Grace Hopper's birthday and the Montréal Massacre anniversary are not just chronological coincidences; I think they are both part of a larger narrative about women in technology. Women still have to seize their own space and demand that there be a place for them in science, technology, engineering, and mathematics. But at the same time, the status quo needs to make room for them. This goes deeper than numbers and percentages, but also looking at curriculum (why programming first and not design or user studies?), decorum in meetings (unruly), a de facto dress code (jeans and t-shirts), obligatory passage points, and the kinds of skills and contributions that get counted.

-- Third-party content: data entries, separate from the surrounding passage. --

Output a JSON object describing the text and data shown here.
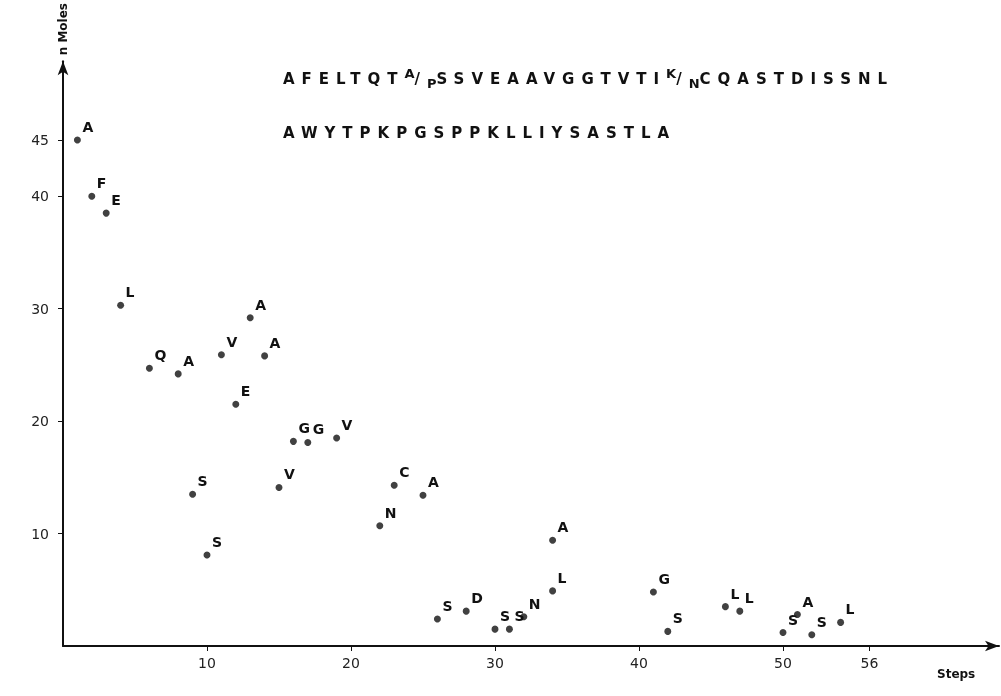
{
  "chart_data": {
    "type": "scatter",
    "xlabel": "Steps",
    "ylabel": "n Moles",
    "x": [
      1,
      2,
      3,
      4,
      6,
      8,
      9,
      10,
      11,
      12,
      13,
      14,
      15,
      16,
      17,
      19,
      22,
      23,
      25,
      26,
      28,
      30,
      31,
      32,
      34,
      34,
      41,
      42,
      46,
      47,
      50,
      51,
      52,
      54
    ],
    "series": [
      {
        "color": "#111111",
        "values": [
          45,
          40,
          38.5,
          30.3,
          24.7,
          24.2,
          13.5,
          8.1,
          25.9,
          21.5,
          29.2,
          25.8,
          14.1,
          18.2,
          18.1,
          18.5,
          10.7,
          14.3,
          13.4,
          2.4,
          3.1,
          1.5,
          1.5,
          2.6,
          9.4,
          4.9,
          4.8,
          1.3,
          3.5,
          3.1,
          1.2,
          2.8,
          1.0,
          2.1
        ]
      }
    ],
    "xlim": [
      0,
      65
    ],
    "xticks": [
      10,
      20,
      30,
      40,
      50,
      56
    ],
    "ylim": [
      0,
      52
    ],
    "yticks": [
      10,
      20,
      30,
      40,
      45
    ],
    "marker": "circle",
    "annotations": [
      "AFELTQT$^{A}$/$_{P}$SSVEAAVGGTVTI$^{K}$/$_{N}$CQASTDISSNL",
      "AWYTPKPGSPPKLLIYSASTLA",
      {
        "text": "A",
        "x": 1,
        "y": 45
      },
      {
        "text": "F",
        "x": 2,
        "y": 40
      },
      {
        "text": "E",
        "x": 3,
        "y": 38.5
      },
      {
        "text": "L",
        "x": 4,
        "y": 30.3
      },
      {
        "text": "Q",
        "x": 6,
        "y": 24.7
      },
      {
        "text": "A",
        "x": 8,
        "y": 24.2
      },
      {
        "text": "S",
        "x": 9,
        "y": 13.5
      },
      {
        "text": "S",
        "x": 10,
        "y": 8.1
      },
      {
        "text": "V",
        "x": 11,
        "y": 25.9
      },
      {
        "text": "E",
        "x": 12,
        "y": 21.5
      },
      {
        "text": "A",
        "x": 13,
        "y": 29.2
      },
      {
        "text": "A",
        "x": 14,
        "y": 25.8
      },
      {
        "text": "V",
        "x": 15,
        "y": 14.1
      },
      {
        "text": "G",
        "x": 16,
        "y": 18.2
      },
      {
        "text": "G",
        "x": 17,
        "y": 18.1
      },
      {
        "text": "V",
        "x": 19,
        "y": 18.5
      },
      {
        "text": "N",
        "x": 22,
        "y": 10.7
      },
      {
        "text": "C",
        "x": 23,
        "y": 14.3
      },
      {
        "text": "A",
        "x": 25,
        "y": 13.4
      },
      {
        "text": "S",
        "x": 26,
        "y": 2.4
      },
      {
        "text": "D",
        "x": 28,
        "y": 3.1
      },
      {
        "text": "S",
        "x": 30,
        "y": 1.5
      },
      {
        "text": "S",
        "x": 31,
        "y": 1.5
      },
      {
        "text": "N",
        "x": 32,
        "y": 2.6
      },
      {
        "text": "A",
        "x": 34,
        "y": 9.4
      },
      {
        "text": "L",
        "x": 34,
        "y": 4.9
      },
      {
        "text": "G",
        "x": 41,
        "y": 4.8
      },
      {
        "text": "S",
        "x": 42,
        "y": 1.3
      },
      {
        "text": "L",
        "x": 46,
        "y": 3.5
      },
      {
        "text": "L",
        "x": 47,
        "y": 3.1
      },
      {
        "text": "S",
        "x": 50,
        "y": 1.2
      },
      {
        "text": "A",
        "x": 51,
        "y": 2.8
      },
      {
        "text": "S",
        "x": 52,
        "y": 1.0
      },
      {
        "text": "L",
        "x": 54,
        "y": 2.1
      }
    ]
  }
}
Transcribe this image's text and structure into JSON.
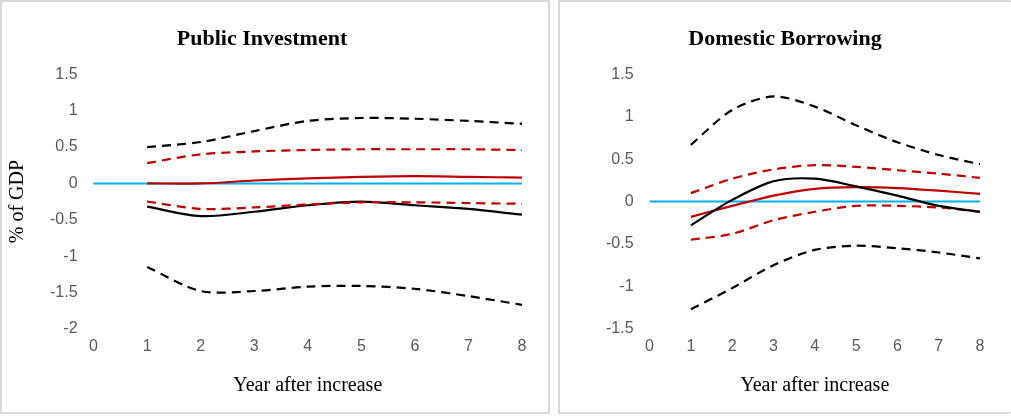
{
  "chart_data": [
    {
      "type": "line",
      "title": "Public Investment",
      "xlabel": "Year after increase",
      "ylabel": "% of GDP",
      "categories": [
        "0",
        "1",
        "2",
        "3",
        "4",
        "5",
        "6",
        "7",
        "8"
      ],
      "ylim": [
        -2,
        1.5
      ],
      "yticks": [
        -2,
        -1.5,
        -1,
        -0.5,
        0,
        0.5,
        1,
        1.5
      ],
      "grid": false,
      "legend": false,
      "ref_lines": [
        {
          "axis": "y",
          "value": 0,
          "color": "#00b0f0"
        }
      ],
      "series": [
        {
          "color": "#000000",
          "line_style": "dashed",
          "values": [
            null,
            0.5,
            0.57,
            0.72,
            0.86,
            0.9,
            0.89,
            0.86,
            0.82
          ]
        },
        {
          "color": "#c00000",
          "line_style": "dashed",
          "values": [
            null,
            0.28,
            0.4,
            0.44,
            0.46,
            0.47,
            0.47,
            0.47,
            0.46
          ]
        },
        {
          "color": "#c00000",
          "line_style": "solid",
          "values": [
            null,
            0,
            0,
            0.04,
            0.07,
            0.09,
            0.1,
            0.09,
            0.08
          ]
        },
        {
          "color": "#c00000",
          "line_style": "dashed",
          "values": [
            null,
            -0.25,
            -0.35,
            -0.33,
            -0.29,
            -0.26,
            -0.26,
            -0.27,
            -0.28
          ]
        },
        {
          "color": "#000000",
          "line_style": "solid",
          "values": [
            null,
            -0.32,
            -0.45,
            -0.39,
            -0.3,
            -0.25,
            -0.3,
            -0.35,
            -0.43
          ]
        },
        {
          "color": "#000000",
          "line_style": "dashed",
          "values": [
            null,
            -1.15,
            -1.48,
            -1.48,
            -1.42,
            -1.41,
            -1.45,
            -1.55,
            -1.67
          ]
        }
      ]
    },
    {
      "type": "line",
      "title": "Domestic Borrowing",
      "xlabel": "Year after increase",
      "categories": [
        "0",
        "1",
        "2",
        "3",
        "4",
        "5",
        "6",
        "7",
        "8"
      ],
      "ylim": [
        -1.5,
        1.5
      ],
      "yticks": [
        -1.5,
        -1,
        -0.5,
        0,
        0.5,
        1,
        1.5
      ],
      "grid": false,
      "legend": false,
      "ref_lines": [
        {
          "axis": "y",
          "value": 0,
          "color": "#00b0f0"
        }
      ],
      "series": [
        {
          "color": "#000000",
          "line_style": "dashed",
          "values": [
            null,
            0.67,
            1.08,
            1.24,
            1.12,
            0.9,
            0.7,
            0.55,
            0.44
          ]
        },
        {
          "color": "#c00000",
          "line_style": "dashed",
          "values": [
            null,
            0.1,
            0.27,
            0.38,
            0.43,
            0.41,
            0.37,
            0.33,
            0.28
          ]
        },
        {
          "color": "#000000",
          "line_style": "solid",
          "values": [
            null,
            -0.28,
            0.02,
            0.24,
            0.27,
            0.18,
            0.07,
            -0.05,
            -0.12
          ]
        },
        {
          "color": "#c00000",
          "line_style": "solid",
          "values": [
            null,
            -0.18,
            -0.05,
            0.07,
            0.15,
            0.17,
            0.16,
            0.13,
            0.09
          ]
        },
        {
          "color": "#c00000",
          "line_style": "dashed",
          "values": [
            null,
            -0.45,
            -0.38,
            -0.22,
            -0.12,
            -0.05,
            -0.05,
            -0.07,
            -0.12
          ]
        },
        {
          "color": "#000000",
          "line_style": "dashed",
          "values": [
            null,
            -1.27,
            -1.02,
            -0.75,
            -0.57,
            -0.52,
            -0.55,
            -0.6,
            -0.67
          ]
        }
      ]
    }
  ]
}
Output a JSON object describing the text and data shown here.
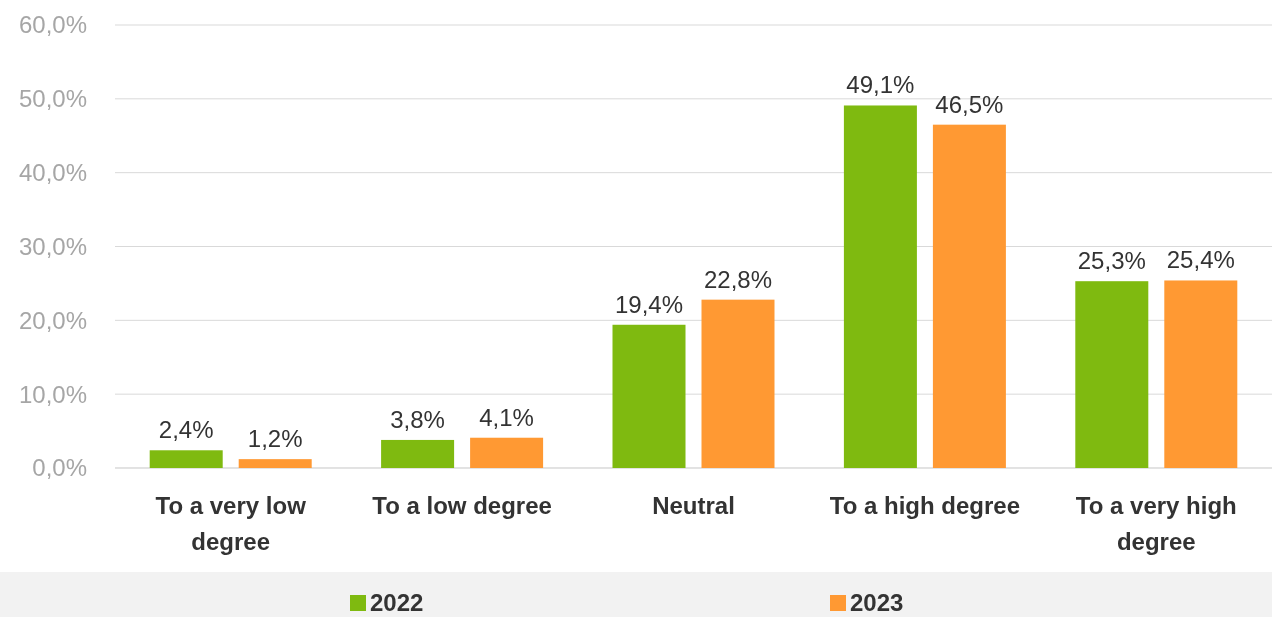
{
  "chart_data": {
    "type": "bar",
    "categories": [
      "To a very low degree",
      "To a low degree",
      "Neutral",
      "To a high degree",
      "To a very high degree"
    ],
    "series": [
      {
        "name": "2022",
        "color": "#7fba10",
        "values": [
          2.4,
          3.8,
          19.4,
          49.1,
          25.3
        ],
        "value_labels": [
          "2,4%",
          "3,8%",
          "19,4%",
          "49,1%",
          "25,3%"
        ]
      },
      {
        "name": "2023",
        "color": "#ff9933",
        "values": [
          1.2,
          4.1,
          22.8,
          46.5,
          25.4
        ],
        "value_labels": [
          "1,2%",
          "4,1%",
          "22,8%",
          "46,5%",
          "25,4%"
        ]
      }
    ],
    "ylim": [
      0,
      60
    ],
    "yticks": [
      {
        "value": 0,
        "label": "0,0%"
      },
      {
        "value": 10,
        "label": "10,0%"
      },
      {
        "value": 20,
        "label": "20,0%"
      },
      {
        "value": 30,
        "label": "30,0%"
      },
      {
        "value": 40,
        "label": "40,0%"
      },
      {
        "value": 50,
        "label": "50,0%"
      },
      {
        "value": 60,
        "label": "60,0%"
      }
    ],
    "grid": "y",
    "legend": "bottom"
  }
}
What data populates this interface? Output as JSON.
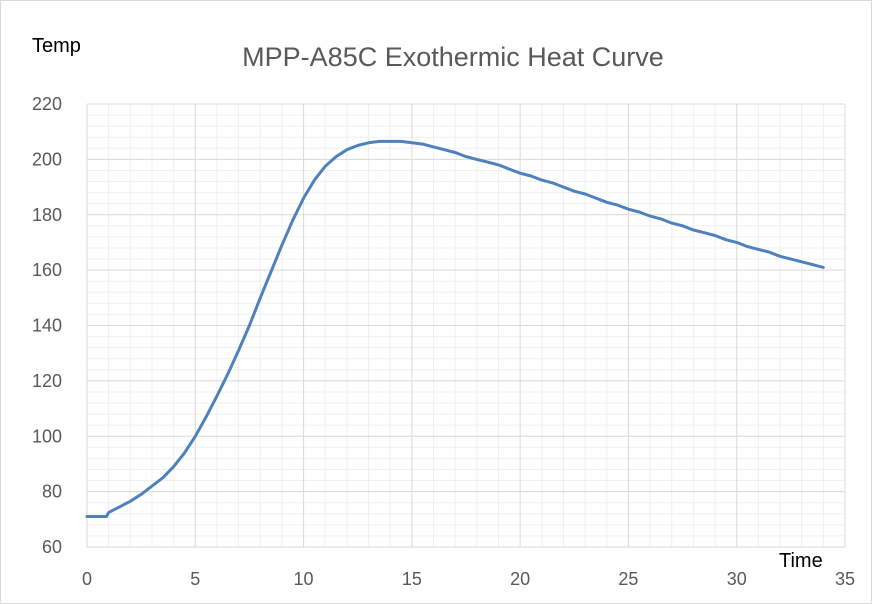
{
  "chart_data": {
    "type": "line",
    "title": "MPP-A85C Exothermic Heat Curve",
    "xlabel": "Time",
    "ylabel": "Temp",
    "xlim": [
      0,
      35
    ],
    "ylim": [
      60,
      220
    ],
    "x_ticks": [
      0,
      5,
      10,
      15,
      20,
      25,
      30,
      35
    ],
    "y_ticks": [
      60,
      80,
      100,
      120,
      140,
      160,
      180,
      200,
      220
    ],
    "x_minor_step": 1,
    "y_minor_step": 4,
    "grid": true,
    "legend": "none",
    "series_color": "#4f81bd",
    "series": [
      {
        "x": [
          0,
          0.5,
          0.9,
          1,
          1.5,
          2,
          2.5,
          3,
          3.5,
          4,
          4.5,
          5,
          5.5,
          6,
          6.5,
          7,
          7.5,
          8,
          8.5,
          9,
          9.5,
          10,
          10.5,
          11,
          11.5,
          12,
          12.5,
          13,
          13.5,
          14,
          14.5,
          15,
          15.5,
          16,
          16.5,
          17,
          17.5,
          18,
          18.5,
          19,
          19.5,
          20,
          20.5,
          21,
          21.5,
          22,
          22.5,
          23,
          23.5,
          24,
          24.5,
          25,
          25.5,
          26,
          26.5,
          27,
          27.5,
          28,
          28.5,
          29,
          29.5,
          30,
          30.5,
          31,
          31.5,
          32,
          32.5,
          33,
          33.5,
          34
        ],
        "values": [
          71,
          71,
          71,
          72.5,
          74.5,
          76.5,
          79,
          82,
          85,
          89,
          94,
          100,
          107,
          114.5,
          122.5,
          131,
          140,
          150,
          159.5,
          169,
          178,
          186,
          192.5,
          197.5,
          201,
          203.5,
          205,
          206,
          206.5,
          206.5,
          206.5,
          206,
          205.5,
          204.5,
          203.5,
          202.5,
          201,
          200,
          199,
          198,
          196.5,
          195,
          194,
          192.5,
          191.5,
          190,
          188.5,
          187.5,
          186,
          184.5,
          183.5,
          182,
          181,
          179.5,
          178.5,
          177,
          176,
          174.5,
          173.5,
          172.5,
          171,
          170,
          168.5,
          167.5,
          166.5,
          165,
          164,
          163,
          162,
          161
        ]
      }
    ]
  }
}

The ground was broken for me by other women, including Grace Hopper, Ada Lovelace, Jean Bartik, Marlyn Meltzer, Kay Mauchly Antonelli, Betty Holberton, and Fran Allen. I feel very lucky to have them as my fore-mothers. But I am looking forward to the day when unexceptional women feel that it's OK for them to go into computers too and when I can feel a strong sense of belonging not just at a Grace Hopper conference. Until then, I too will continue to break ground (not without cost!) as a woman in technology, a researcher, an author, a professor, and a mom.